Então que categoria deveríamos usar? Vamos dar as palavras para as personalidades em questão. Quando Hitler se dirigiu aos industriais de Dusseldorf (e da Alemanha) em 27 de janeiro de 1932 e ganhou o apoio deles para chegar ao poder, ele explicou sua concepção de história e política da seguinte maneira. Em toda a história do século XIX, os “povos brancos” conquistaram uma dominação incontestável, e isto como conclusão de um processo que começou com a conquista da América e se desenvolveu sob o signo do “sentimento absoluto, tanto do domínio da raça branca”. O Bolchevismo, ao colocar o sistema colonial em cheque e levando a e piorando a “confusão do pensamento branco europeu”, traz um perigo mortal à civilização. Se quiserem confrontar essa ameaça, se deve reforçar a “convicção da supremacia e com isso o direito da raça branca” e se tem que incondicionalmente defender a “posição de tutelagem da raça branca sobre o resto do mundo”, mesmo com a “crueldade mais brutal”: Um “direito de tutelagem extraordinariamente brutal” é necessário. Está além da dúvida: Hitler apresenta sua candidatura à liderança em um dos países mais importantes da Europa se comportando como pioneiro da Supremacia Branca, a qual ele queria defender mundialmente.

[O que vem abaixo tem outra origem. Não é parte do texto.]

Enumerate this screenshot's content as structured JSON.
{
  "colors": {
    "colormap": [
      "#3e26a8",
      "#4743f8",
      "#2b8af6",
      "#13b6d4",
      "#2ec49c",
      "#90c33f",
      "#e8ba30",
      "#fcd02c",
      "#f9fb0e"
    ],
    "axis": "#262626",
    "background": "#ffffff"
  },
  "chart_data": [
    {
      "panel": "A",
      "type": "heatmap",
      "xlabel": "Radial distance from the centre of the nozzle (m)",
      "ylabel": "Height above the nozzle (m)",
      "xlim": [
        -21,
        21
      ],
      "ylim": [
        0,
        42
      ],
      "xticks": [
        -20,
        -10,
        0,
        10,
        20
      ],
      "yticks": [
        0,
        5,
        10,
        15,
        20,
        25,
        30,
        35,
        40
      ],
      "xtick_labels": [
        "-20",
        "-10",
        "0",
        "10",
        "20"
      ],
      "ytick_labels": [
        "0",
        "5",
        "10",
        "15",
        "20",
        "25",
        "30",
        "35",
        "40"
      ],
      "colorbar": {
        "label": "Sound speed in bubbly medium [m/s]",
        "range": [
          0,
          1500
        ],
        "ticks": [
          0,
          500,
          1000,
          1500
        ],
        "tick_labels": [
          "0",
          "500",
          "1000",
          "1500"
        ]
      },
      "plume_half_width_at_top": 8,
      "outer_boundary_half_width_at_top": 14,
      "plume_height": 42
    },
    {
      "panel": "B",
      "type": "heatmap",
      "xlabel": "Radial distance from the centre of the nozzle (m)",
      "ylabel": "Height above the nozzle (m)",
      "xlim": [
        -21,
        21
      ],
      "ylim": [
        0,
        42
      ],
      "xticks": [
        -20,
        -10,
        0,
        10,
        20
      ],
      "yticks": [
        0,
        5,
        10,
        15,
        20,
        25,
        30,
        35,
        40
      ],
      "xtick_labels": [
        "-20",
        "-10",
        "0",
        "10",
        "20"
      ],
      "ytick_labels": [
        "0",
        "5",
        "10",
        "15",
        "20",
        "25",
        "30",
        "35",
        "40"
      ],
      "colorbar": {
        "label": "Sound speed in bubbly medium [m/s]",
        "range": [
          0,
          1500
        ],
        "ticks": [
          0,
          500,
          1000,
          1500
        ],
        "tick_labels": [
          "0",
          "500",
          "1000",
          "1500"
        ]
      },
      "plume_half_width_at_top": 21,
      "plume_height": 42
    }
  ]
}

O apelo de defender e mobilizar a raça branca encontrou grande eco na Alemanha na I Guerra Mundial e especialmente depois dela. O recurso da entente e, particularmente, das tropas miscigenadas da França causou escândalo e indignação. Ademais, estes soldados não-brancos eram representados nas tropas de ocupação em Renânia e estupraram mulheres alemãs: Isto era a vingança inexorável dos vencedores, que tentaram de alguma forma humilhar o inimigo derrotado e ainda tentaram “contaminar” seu sangue para atingir sua “mulatização”. De qualquer forma a “ameaça negra” não apenas reside no Sul dos Estados Unidos, onde a Ku-Klux Klan é muito vigilante, mas também na Alemanha (e Europa): Neste sentido, na época argumentava o público na Alemanha. E este clima ideológico influenciou fortemente a formação dos principais líderes nazistas.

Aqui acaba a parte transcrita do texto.